Le 2014-08-21 09:43, Norman Geist a écrit :
> Ok forget for I said, on two Tesla C2050 along with 12 Xeon cores I get ~
> 0,034 s/step so your timings really look reasonable then, although
> unfortunately the scaling from 2 to 10 GPUs is only ~50% which should be due
> small system size.
>
> ;)
>
>> -----Ursprüngliche Nachricht-----
>> Von: owner-namd-l_at_ks.uiuc.edu [mailto:owner-namd-l_at_ks.uiuc.edu] Im
>> Auftrag von Maxime Boissonneault
>> Gesendet: Donnerstag, 21. August 2014 14:32
>> An: Norman Geist
>> Cc: Namd Mailing List
>> Betreff: Re: AW: AW: namd-l: "Beefier" benchmark
>>
>>
>>> Which combination brings improvement depends on system size. The
>> smaller the
>>> system, the better the benefit.
>>> Keep the order x y z until benefit is gone. This needs to be tested
>> for
>>> different system sizes.
>>>
>>> Also check if you still get speedup while increasing the number of
>> GPUs. You
>>> might already scale out much earlier, as this timing still doesn't
>> represent
>>> 10 GPUs IMHO, guess 2 would do the same.

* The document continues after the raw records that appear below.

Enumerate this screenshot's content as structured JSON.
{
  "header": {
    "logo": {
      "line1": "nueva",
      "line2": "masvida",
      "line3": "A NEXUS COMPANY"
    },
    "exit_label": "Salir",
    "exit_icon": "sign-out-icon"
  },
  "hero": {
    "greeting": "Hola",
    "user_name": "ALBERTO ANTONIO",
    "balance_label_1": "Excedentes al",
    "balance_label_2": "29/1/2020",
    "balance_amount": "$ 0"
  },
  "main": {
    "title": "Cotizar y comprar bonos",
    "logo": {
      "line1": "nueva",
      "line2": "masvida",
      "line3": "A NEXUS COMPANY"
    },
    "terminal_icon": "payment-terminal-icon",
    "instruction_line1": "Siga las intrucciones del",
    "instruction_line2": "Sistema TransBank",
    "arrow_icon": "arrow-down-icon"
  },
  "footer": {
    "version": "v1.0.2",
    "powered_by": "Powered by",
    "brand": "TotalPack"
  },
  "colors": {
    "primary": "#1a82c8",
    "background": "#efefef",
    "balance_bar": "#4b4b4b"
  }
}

>> What GPUs is your experience based on ? With 2 K20m GPUs, I got
>> 0.021s/step at the fastest when using 20 CPU cores.
>> With 8 K20m GPUs and 20 cores, I got 0.0075s/step, about 3 times
>> faster.
>>> What value do you use for fullelectfrequency ?
>> I use the default ApoA1 benchmark, downloaded from the namd website.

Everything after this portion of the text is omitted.